Abstract
This study entitled the influence of corporate governance mechanism on firm value with intellectual capital disclosure as an intervening variable. This study aims to examine the direct and indirect effect of board size, gender diversity, educational background, block holder ownership, and foreign ownership both simultaneously and partially on intellectual capital disclosure and firm value. This study examines the mediating effect of intellectual capital disclosure in the relationship between corporate governance mechanism and firm value. This study used the companies included in intellectual capital intensive industries in Indonesia Stock Exchange as the sample for 2017-2019. The sampling technique used in this study was purposive sampling, with 243 data from 81 companies. Analysis techniques used in this study were statistic descriptive, multiple regression, and path analysis used SPSS 23 for windows. The hypothesis testing results show that corporate governance mechanisms simultaneously influence intellectual capital disclosure (ICD) and firm value. Partially, only board size influences both ICD and substantial value, and educational background only influences strong value. The Sobel test shows that ICD doesn't mediate the effect of all variables related to corporate governance mechanism on firm value.
Highlights
In the era of a knowledge-based economy, traditional financial reporting practices do not include non-financial factors within the company [1]
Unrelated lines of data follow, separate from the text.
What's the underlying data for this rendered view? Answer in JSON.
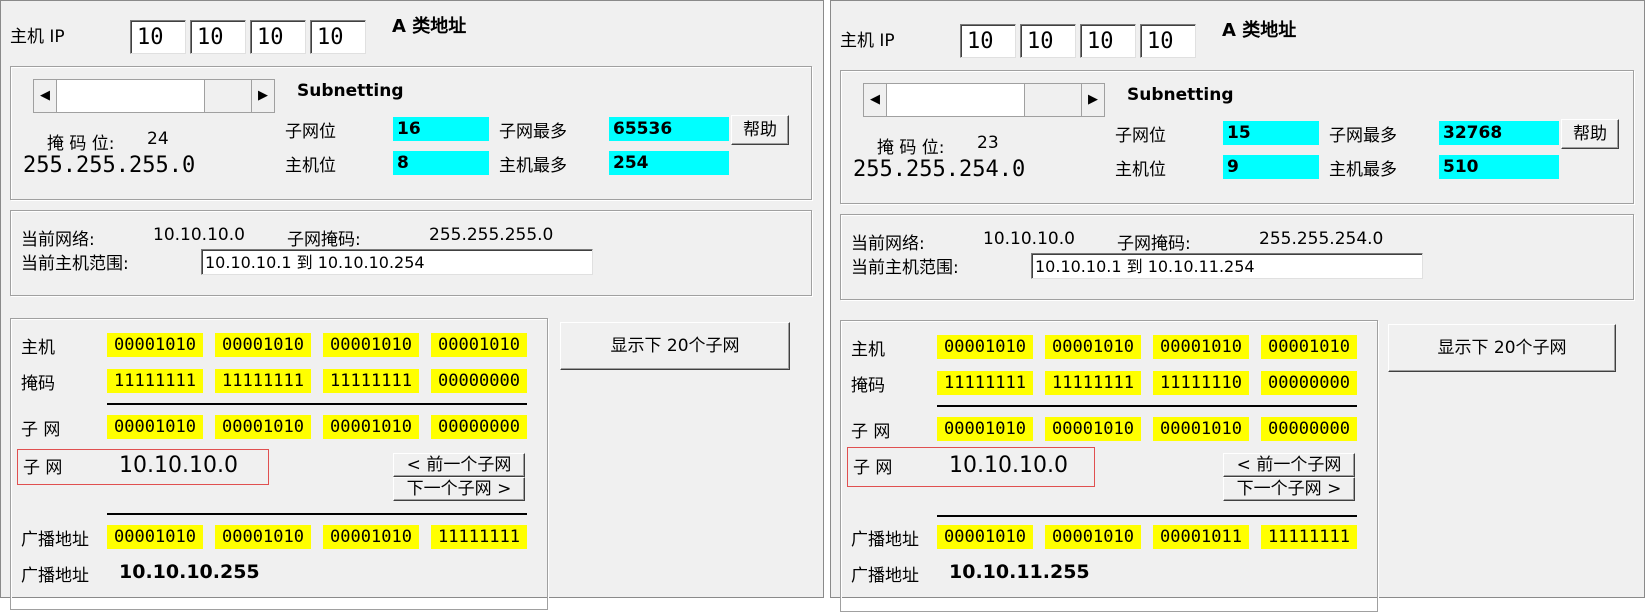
{
  "panels": [
    {
      "host_ip_label": "主机 IP",
      "ip_octets": [
        "10",
        "10",
        "10",
        "10"
      ],
      "class_label": "A 类地址",
      "subnetting_label": "Subnetting",
      "mask_bits_label": "掩 码 位:",
      "mask_bits": "24",
      "mask_dotted": "255.255.255.0",
      "subnet_bits_label": "子网位",
      "subnet_bits": "16",
      "max_subnets_label": "子网最多",
      "max_subnets": "65536",
      "help_button": "帮助",
      "host_bits_label": "主机位",
      "host_bits": "8",
      "max_hosts_label": "主机最多",
      "max_hosts": "254",
      "current_network_label": "当前网络:",
      "current_network": "10.10.10.0",
      "subnet_mask_label": "子网掩码:",
      "subnet_mask": "255.255.255.0",
      "host_range_label": "当前主机范围:",
      "host_range": "10.10.10.1  到  10.10.10.254",
      "binary": {
        "host_label": "主机",
        "host": [
          "00001010",
          "00001010",
          "00001010",
          "00001010"
        ],
        "mask_label": "掩码",
        "mask": [
          "11111111",
          "11111111",
          "11111111",
          "00000000"
        ],
        "subnet_label": "子 网",
        "subnet": [
          "00001010",
          "00001010",
          "00001010",
          "00000000"
        ],
        "subnet_dotted_label": "子 网",
        "subnet_dotted": "10.10.10.0",
        "broadcast_label": "广播地址",
        "broadcast": [
          "00001010",
          "00001010",
          "00001010",
          "11111111"
        ],
        "broadcast_dotted_label": "广播地址",
        "broadcast_dotted": "10.10.10.255"
      },
      "prev_subnet_button": "< 前一个子网",
      "next_subnet_button": "下一个子网 >",
      "show_next_button": "显示下 20个子网"
    },
    {
      "host_ip_label": "主机 IP",
      "ip_octets": [
        "10",
        "10",
        "10",
        "10"
      ],
      "class_label": "A 类地址",
      "subnetting_label": "Subnetting",
      "mask_bits_label": "掩 码 位:",
      "mask_bits": "23",
      "mask_dotted": "255.255.254.0",
      "subnet_bits_label": "子网位",
      "subnet_bits": "15",
      "max_subnets_label": "子网最多",
      "max_subnets": "32768",
      "help_button": "帮助",
      "host_bits_label": "主机位",
      "host_bits": "9",
      "max_hosts_label": "主机最多",
      "max_hosts": "510",
      "current_network_label": "当前网络:",
      "current_network": "10.10.10.0",
      "subnet_mask_label": "子网掩码:",
      "subnet_mask": "255.255.254.0",
      "host_range_label": "当前主机范围:",
      "host_range": "10.10.10.1  到  10.10.11.254",
      "binary": {
        "host_label": "主机",
        "host": [
          "00001010",
          "00001010",
          "00001010",
          "00001010"
        ],
        "mask_label": "掩码",
        "mask": [
          "11111111",
          "11111111",
          "11111110",
          "00000000"
        ],
        "subnet_label": "子 网",
        "subnet": [
          "00001010",
          "00001010",
          "00001010",
          "00000000"
        ],
        "subnet_dotted_label": "子 网",
        "subnet_dotted": "10.10.10.0",
        "broadcast_label": "广播地址",
        "broadcast": [
          "00001010",
          "00001010",
          "00001011",
          "11111111"
        ],
        "broadcast_dotted_label": "广播地址",
        "broadcast_dotted": "10.10.11.255"
      },
      "prev_subnet_button": "< 前一个子网",
      "next_subnet_button": "下一个子网 >",
      "show_next_button": "显示下 20个子网"
    }
  ],
  "colors": {
    "highlight_cyan": "#00ffff",
    "binary_yellow": "#ffff00",
    "subnet_box_red": "#e05050"
  }
}
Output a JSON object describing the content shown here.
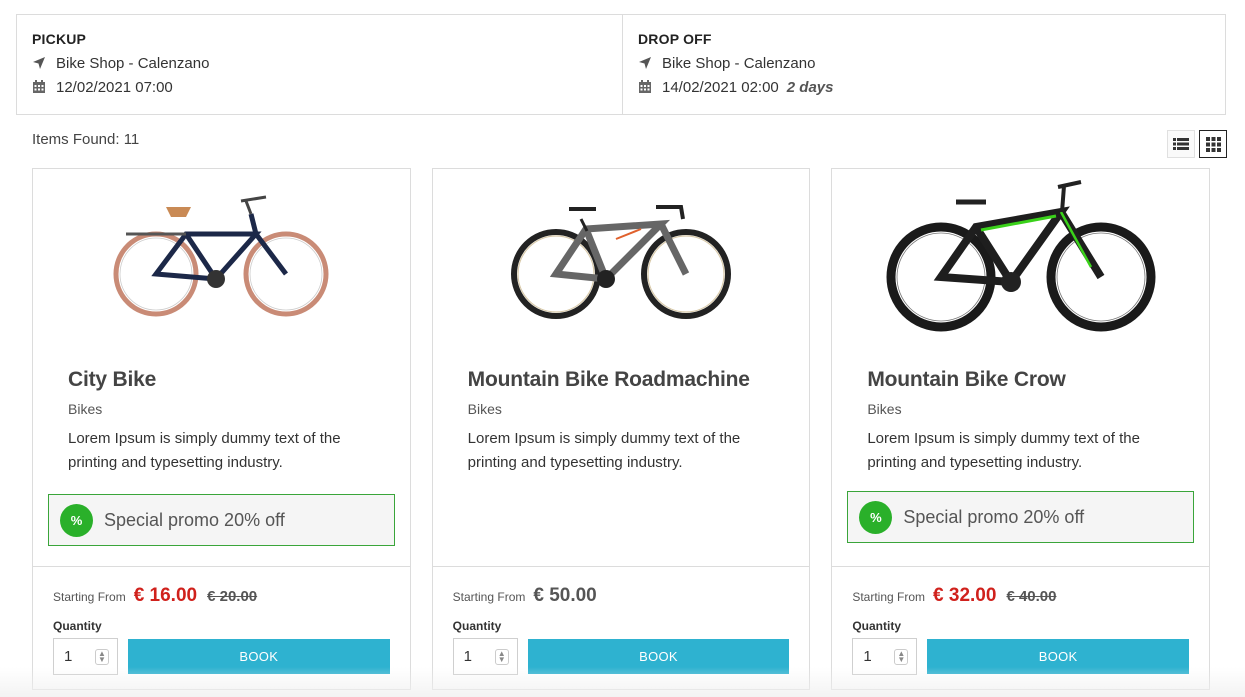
{
  "summary": {
    "pickup": {
      "title": "PICKUP",
      "location": "Bike Shop - Calenzano",
      "datetime": "12/02/2021 07:00"
    },
    "dropoff": {
      "title": "DROP OFF",
      "location": "Bike Shop - Calenzano",
      "datetime": "14/02/2021 02:00",
      "duration": "2 days"
    }
  },
  "results": {
    "items_found": "Items Found: 11"
  },
  "view_toggle": {
    "list_icon": "list-view-icon",
    "grid_icon": "grid-view-icon",
    "active": "grid"
  },
  "labels": {
    "starting_from": "Starting From",
    "quantity": "Quantity",
    "book": "BOOK"
  },
  "colors": {
    "accent": "#2eb2d0",
    "promo": "#2ab02a",
    "price_red": "#d0211c"
  },
  "products": [
    {
      "name": "City Bike",
      "category": "Bikes",
      "description": "Lorem Ipsum is simply dummy text of the printing and typesetting industry.",
      "promo": "Special promo 20% off",
      "price": "€ 16.00",
      "old_price": "€ 20.00",
      "quantity": "1"
    },
    {
      "name": "Mountain Bike Roadmachine",
      "category": "Bikes",
      "description": "Lorem Ipsum is simply dummy text of the printing and typesetting industry.",
      "promo": "",
      "price": "€ 50.00",
      "old_price": "",
      "quantity": "1"
    },
    {
      "name": "Mountain Bike Crow",
      "category": "Bikes",
      "description": "Lorem Ipsum is simply dummy text of the printing and typesetting industry.",
      "promo": "Special promo 20% off",
      "price": "€ 32.00",
      "old_price": "€ 40.00",
      "quantity": "1"
    }
  ]
}
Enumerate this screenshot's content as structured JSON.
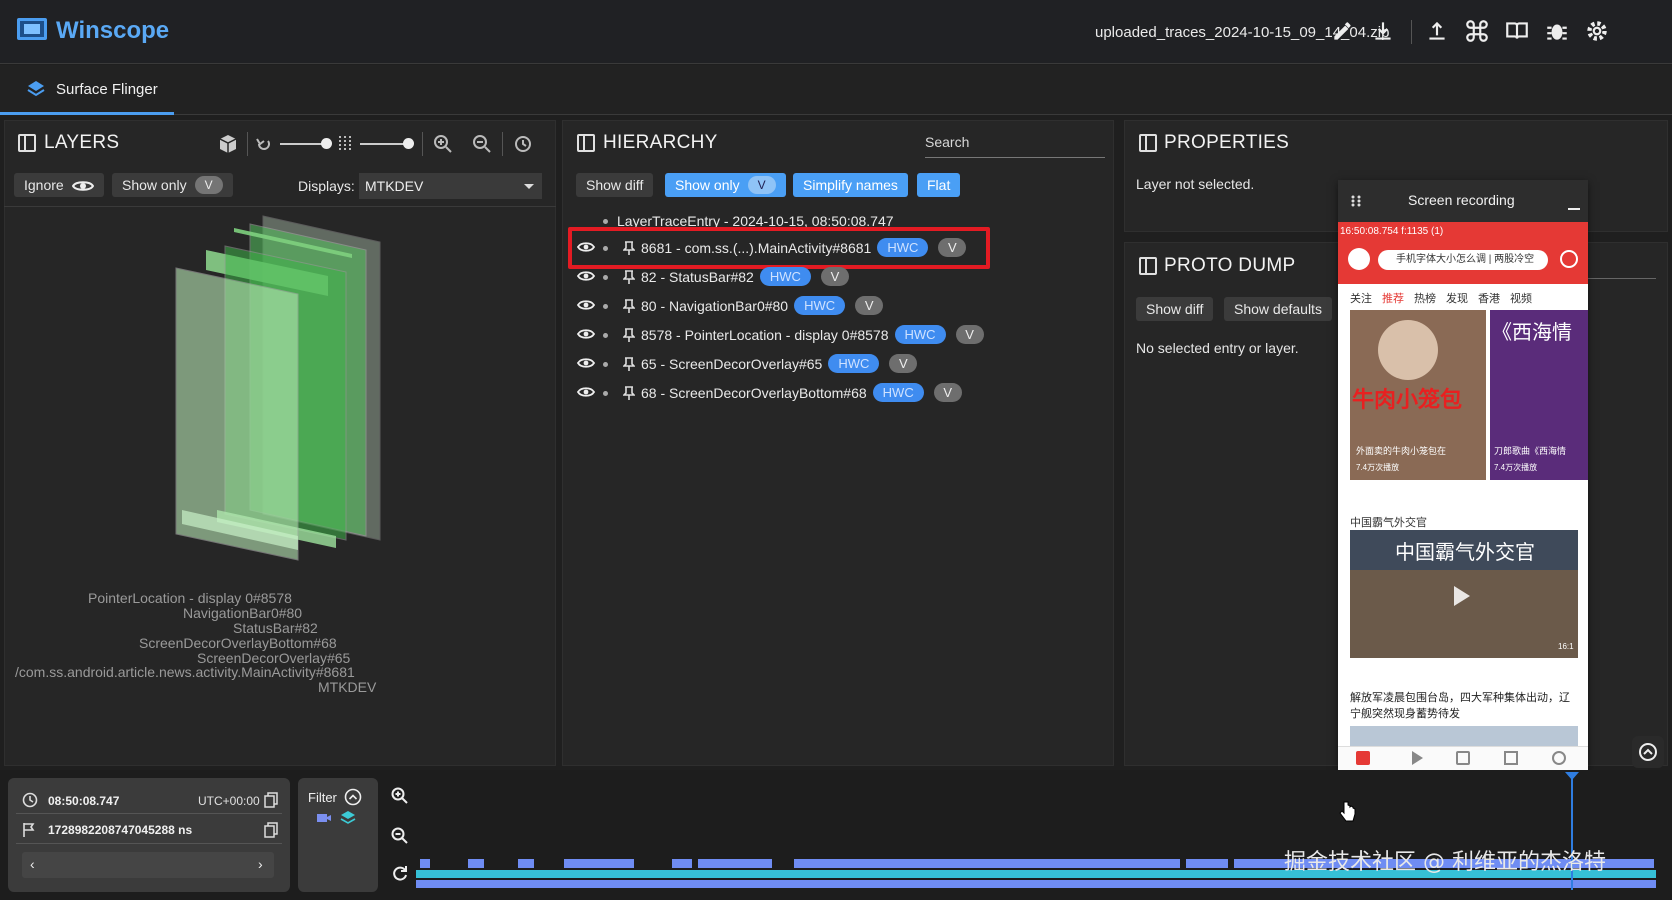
{
  "app": {
    "title": "Winscope",
    "filename": "uploaded_traces_2024-10-15_09_14_04.zip"
  },
  "toolbar_icons": [
    "edit-icon",
    "download-icon",
    "upload-icon",
    "command-icon",
    "book-icon",
    "bug-icon",
    "settings-icon"
  ],
  "tabs": [
    {
      "label": "Surface Flinger",
      "active": true
    }
  ],
  "layers": {
    "title": "LAYERS",
    "ignore_label": "Ignore",
    "show_only_label": "Show only",
    "v_badge": "V",
    "displays_label": "Displays:",
    "display_value": "MTKDEV",
    "labels": [
      "PointerLocation - display 0#8578",
      "NavigationBar0#80",
      "StatusBar#82",
      "ScreenDecorOverlayBottom#68",
      "ScreenDecorOverlay#65",
      "/com.ss.android.article.news.activity.MainActivity#8681",
      "MTKDEV"
    ]
  },
  "hierarchy": {
    "title": "HIERARCHY",
    "search_placeholder": "Search",
    "show_diff": "Show diff",
    "show_only": "Show only",
    "v_badge": "V",
    "simplify_names": "Simplify names",
    "flat": "Flat",
    "root": "LayerTraceEntry - 2024-10-15, 08:50:08.747",
    "rows": [
      {
        "name": "8681 - com.ss.(...).MainActivity#8681",
        "hwc": "HWC",
        "v": "V",
        "highlighted": true
      },
      {
        "name": "82 - StatusBar#82",
        "hwc": "HWC",
        "v": "V"
      },
      {
        "name": "80 - NavigationBar0#80",
        "hwc": "HWC",
        "v": "V"
      },
      {
        "name": "8578 - PointerLocation - display 0#8578",
        "hwc": "HWC",
        "v": "V"
      },
      {
        "name": "65 - ScreenDecorOverlay#65",
        "hwc": "HWC",
        "v": "V"
      },
      {
        "name": "68 - ScreenDecorOverlayBottom#68",
        "hwc": "HWC",
        "v": "V"
      }
    ]
  },
  "properties": {
    "title": "PROPERTIES",
    "empty_text": "Layer not selected."
  },
  "proto_dump": {
    "title": "PROTO DUMP",
    "show_diff": "Show diff",
    "show_defaults": "Show defaults",
    "empty_text": "No selected entry or layer."
  },
  "recording": {
    "title": "Screen recording",
    "status_time": "16:50:08.754 f:1135 (1)",
    "search_text": "手机字体大小怎么调 | 两股冷空",
    "nav_tabs": [
      "关注",
      "推荐",
      "热榜",
      "发现",
      "香港",
      "视频"
    ],
    "card1_title": "牛肉小笼包",
    "card1_caption": "外面卖的牛肉小笼包在",
    "card1_views": "7.4万次播放",
    "card2_title": "《西海情",
    "card2_caption": "刀郎歌曲《西海情",
    "card2_views": "7.4万次播放",
    "section_title": "中国霸气外交官",
    "video_overlay_title": "中国霸气外交官",
    "video_duration": "16:1",
    "news_headline": "解放军凌晨包围台岛，四大军种集体出动，辽宁舰突然现身蓄势待发"
  },
  "timeline": {
    "time_text": "08:50:08.747",
    "utc_text": "UTC+00:00",
    "ns_text": "1728982208747045288 ns",
    "filter_label": "Filter"
  },
  "watermark": "掘金技术社区 @ 利维亚的杰洛特",
  "colors": {
    "accent": "#4a9ff5",
    "highlight_border": "#e31b23",
    "hwc": "#3f8cf0",
    "timeline_bar": "#6f8cf3",
    "timeline_bar2": "#36c0d6"
  }
}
The results of this study indicate that there is no significant effect between blockholder ownership on intellectual capital disclosure
The size of the board of commissioners, gender diversity, educational background, blockholder ownership, and foreign ownership simultaneously affect the disclosure of intellectual capital and on firm value in companies included in high intellectual capital intensive industries
Summary
In the era of a knowledge-based economy, traditional financial reporting practices do not include non-financial factors within the company [1]. Intellectual capital is a significant factor in the growth of companies in the current era of the knowledge-based economy. Intellectual capital arises from the 'gap' between the book value of the company and the company's value in the market, where this value is known as hidden value [2]. Due to the 'gap' that this formal financial report cannot represent, it must practice disclosure in its annual report [3]. Revised Manuscript received on November 30, 2021.